Published Thursday, 1st April 2021
Restoring old buildings
We bought 404, The Spa, as a wreck in 1999. There were no working toilets, water came in from next door through a lead pipe, and if you stood on the top floor and looked down through the gaps in the floorboards, you could see all the way down to the ground floor - 55 steps lower according to my daughter, who lived there with us until she moved away to University.The main reception floor at 404 was fitted out as our IT training centre, and from the summer of 2000 we ran specialist IT training course there - four to eight delegates at a time, coming from different companies far and wide across the UK and sometimes beyond. Such were our topics that delegates were always keen to learn, always bright, and interesting people too - we make some really good, and extraordinary, friends. We also got to know Melksham and the area really well - businesses in town, places to take people of an evening (not part of the course - done for pleasure).

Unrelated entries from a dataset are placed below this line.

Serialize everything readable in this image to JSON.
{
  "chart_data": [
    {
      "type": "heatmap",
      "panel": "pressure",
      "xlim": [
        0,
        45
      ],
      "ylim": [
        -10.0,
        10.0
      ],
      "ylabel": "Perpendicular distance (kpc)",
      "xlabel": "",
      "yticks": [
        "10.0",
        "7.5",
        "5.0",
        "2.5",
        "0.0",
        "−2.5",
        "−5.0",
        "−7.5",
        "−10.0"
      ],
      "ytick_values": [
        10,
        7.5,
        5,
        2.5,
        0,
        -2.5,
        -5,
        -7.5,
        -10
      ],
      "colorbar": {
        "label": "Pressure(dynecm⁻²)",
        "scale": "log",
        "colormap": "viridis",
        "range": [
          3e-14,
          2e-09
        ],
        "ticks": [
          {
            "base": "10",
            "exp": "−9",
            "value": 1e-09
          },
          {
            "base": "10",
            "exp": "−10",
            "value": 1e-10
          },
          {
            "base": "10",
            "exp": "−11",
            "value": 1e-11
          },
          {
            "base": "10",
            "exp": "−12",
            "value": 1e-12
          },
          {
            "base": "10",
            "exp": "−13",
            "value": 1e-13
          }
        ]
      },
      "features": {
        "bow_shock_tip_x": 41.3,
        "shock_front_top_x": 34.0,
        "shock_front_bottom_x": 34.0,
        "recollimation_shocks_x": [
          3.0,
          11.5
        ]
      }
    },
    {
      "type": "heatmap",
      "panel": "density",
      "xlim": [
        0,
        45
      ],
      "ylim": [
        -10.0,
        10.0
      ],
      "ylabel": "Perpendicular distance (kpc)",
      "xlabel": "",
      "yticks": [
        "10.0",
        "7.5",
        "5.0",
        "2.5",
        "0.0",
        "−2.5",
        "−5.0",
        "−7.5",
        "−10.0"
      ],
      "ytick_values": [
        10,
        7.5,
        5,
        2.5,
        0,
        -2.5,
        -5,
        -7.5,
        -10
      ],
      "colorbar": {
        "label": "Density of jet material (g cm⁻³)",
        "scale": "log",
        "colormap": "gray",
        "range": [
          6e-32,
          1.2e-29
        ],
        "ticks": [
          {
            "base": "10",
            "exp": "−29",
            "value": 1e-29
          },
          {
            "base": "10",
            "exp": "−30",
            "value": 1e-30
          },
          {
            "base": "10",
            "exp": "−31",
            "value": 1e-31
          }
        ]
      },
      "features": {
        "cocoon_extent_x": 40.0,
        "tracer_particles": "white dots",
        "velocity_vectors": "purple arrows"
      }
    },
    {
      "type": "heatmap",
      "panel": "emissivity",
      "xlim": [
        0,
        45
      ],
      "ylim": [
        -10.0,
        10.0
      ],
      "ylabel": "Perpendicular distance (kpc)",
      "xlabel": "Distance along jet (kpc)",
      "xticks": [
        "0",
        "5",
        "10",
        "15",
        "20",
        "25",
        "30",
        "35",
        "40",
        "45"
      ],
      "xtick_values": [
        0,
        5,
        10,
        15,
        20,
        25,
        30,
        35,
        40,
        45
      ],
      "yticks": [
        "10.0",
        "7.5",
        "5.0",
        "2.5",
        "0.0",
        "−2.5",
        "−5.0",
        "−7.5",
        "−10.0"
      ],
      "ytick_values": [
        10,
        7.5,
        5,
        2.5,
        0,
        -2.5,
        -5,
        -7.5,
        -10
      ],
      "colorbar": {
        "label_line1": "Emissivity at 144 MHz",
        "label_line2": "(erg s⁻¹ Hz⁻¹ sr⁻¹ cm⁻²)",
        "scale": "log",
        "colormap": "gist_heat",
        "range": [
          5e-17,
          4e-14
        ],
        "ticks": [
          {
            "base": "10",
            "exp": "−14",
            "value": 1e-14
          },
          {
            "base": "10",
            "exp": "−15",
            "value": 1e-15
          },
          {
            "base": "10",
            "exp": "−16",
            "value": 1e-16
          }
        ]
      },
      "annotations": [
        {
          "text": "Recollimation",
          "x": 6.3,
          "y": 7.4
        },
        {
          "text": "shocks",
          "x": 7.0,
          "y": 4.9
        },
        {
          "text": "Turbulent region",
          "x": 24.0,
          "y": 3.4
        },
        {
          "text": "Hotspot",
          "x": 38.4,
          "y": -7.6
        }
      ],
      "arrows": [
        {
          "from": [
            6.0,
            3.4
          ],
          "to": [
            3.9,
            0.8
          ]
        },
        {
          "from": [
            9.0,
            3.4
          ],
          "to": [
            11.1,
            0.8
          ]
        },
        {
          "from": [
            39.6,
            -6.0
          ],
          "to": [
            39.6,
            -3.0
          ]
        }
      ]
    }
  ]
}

By 2006, course were outgrowing our training room, and it was getting harder to find places for delegates to stay, so we bought out "The Old Manor" on Spa Road and christened it "Well House Manor". Another major investment - it had been up for sale for demolition (planning in for 22 retirement flats on the site), but we redid the place from top to bottom (and below when we found foundation issues!).
Two training rooms - one more than we really needed - and the smaller room became a "Museum for Melksham", also known as "The Well House Collection". A winding down over the last couple of years; the museum is now in the larger room (open on request and undergoing re-arrangement this year) and the smaller room now my Zoom Studio - happy to have people around as the rules allow (writing during Coronavirus) but, please, by appointment as retirement has turned out not to be the quiet time we expected!